I feel like some of the characters that you've been taking on, they have the potential to be the first time that younger generations see Black queer folks, on screen. Who were the Black gay characters or the Black gay actors that you remember seeing when you were coming up?
I honestly don't even remember because I was watching Psalty the Singing Songbook and Bibleman [as a pastor's kid]. I was watching VeggieTales. I don't want to put my parents on brain blast, but it's my upbringing. I don't think that I was exposed to a lot of that kind of stuff. But I will say this, I remember watching Juwanna Mann and watching Martin Lawrence and watching Tyler Perry be Madea and watching Black men step out of the traditional trope of masculinity and masculine comedy and allowing themselves to step into a world that is risque for Black men. Because just on that barbershop talk, you don't do that. You don't put no dress on and put no wig on and go around. And so it's just funny how artists like Prince can come out and have makeup and they are walking around like a whole rock star and Black men worship and praise them. Tyler Perry could come out in a whole [body] suit, boobs out and jangling everywhere, holding a piece, acting like a whole woman and they exalt it. But then the minute that they see it in a genuine light, there's something to be said. And so maybe I didn't look up to any body, not growing up.

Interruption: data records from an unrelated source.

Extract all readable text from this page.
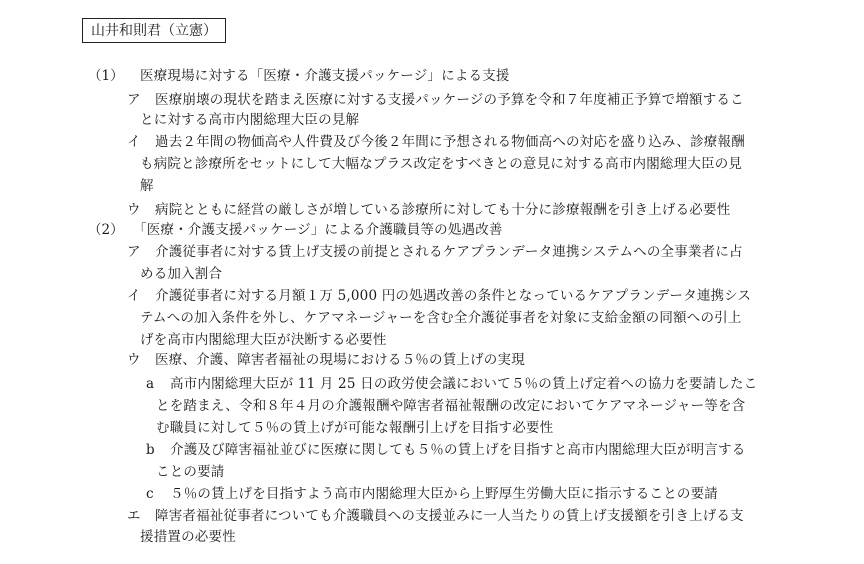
山井和則君（立憲）
（1） 医療現場に対する「医療・介護支援パッケージ」による支援
ア 医療崩壊の現状を踏まえ医療に対する支援パッケージの予算を令和７年度補正予算で増額するこ
とに対する高市内閣総理大臣の見解
イ 過去２年間の物価高や人件費及び今後２年間に予想される物価高への対応を盛り込み、診療報酬
も病院と診療所をセットにして大幅なプラス改定をすべきとの意見に対する高市内閣総理大臣の見
解
ウ 病院とともに経営の厳しさが増している診療所に対しても十分に診療報酬を引き上げる必要性
（2） 「医療・介護支援パッケージ」による介護職員等の処遇改善
ア 介護従事者に対する賃上げ支援の前提とされるケアプランデータ連携システムへの全事業者に占
める加入割合
イ 介護従事者に対する月額１万 5,000 円の処遇改善の条件となっているケアプランデータ連携シス
テムへの加入条件を外し、ケアマネージャーを含む全介護従事者を対象に支給金額の同額への引上
げを高市内閣総理大臣が決断する必要性
ウ 医療、介護、障害者福祉の現場における５％の賃上げの実現
a 高市内閣総理大臣が 11 月 25 日の政労使会議において５％の賃上げ定着への協力を要請したこ
とを踏まえ、令和８年４月の介護報酬や障害者福祉報酬の改定においてケアマネージャー等を含
む職員に対して５％の賃上げが可能な報酬引上げを目指す必要性
b 介護及び障害福祉並びに医療に関しても５％の賃上げを目指すと高市内閣総理大臣が明言する
ことの要請
c ５％の賃上げを目指すよう高市内閣総理大臣から上野厚生労働大臣に指示することの要請
エ 障害者福祉従事者についても介護職員への支援並みに一人当たりの賃上げ支援額を引き上げる支
援措置の必要性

But now I would say, if I was mirroring in my journey after someone, Billy Porter. [He's] somebody that I look up to a lot. Everything that he says, it's just incredible. I've met him a couple of times. He's the sweetest, kindest, most real person. Kinky Boots was one of the first times that I have seen an openly queer Black man in a lead role, doing something so bold and so intentional.
I also look up to me. I'm looking up to myself, because you know what? I did not expect to be comfortable. The fact that I took the reins of my own mental health and my own perspective with no adult prompting me to do anything. That's an accomplishment. I'm patting myself on the back and I'm excited to see where Austin takes Austin because "Wow, You have outdone yourself. You have pulled yourself out of hiding."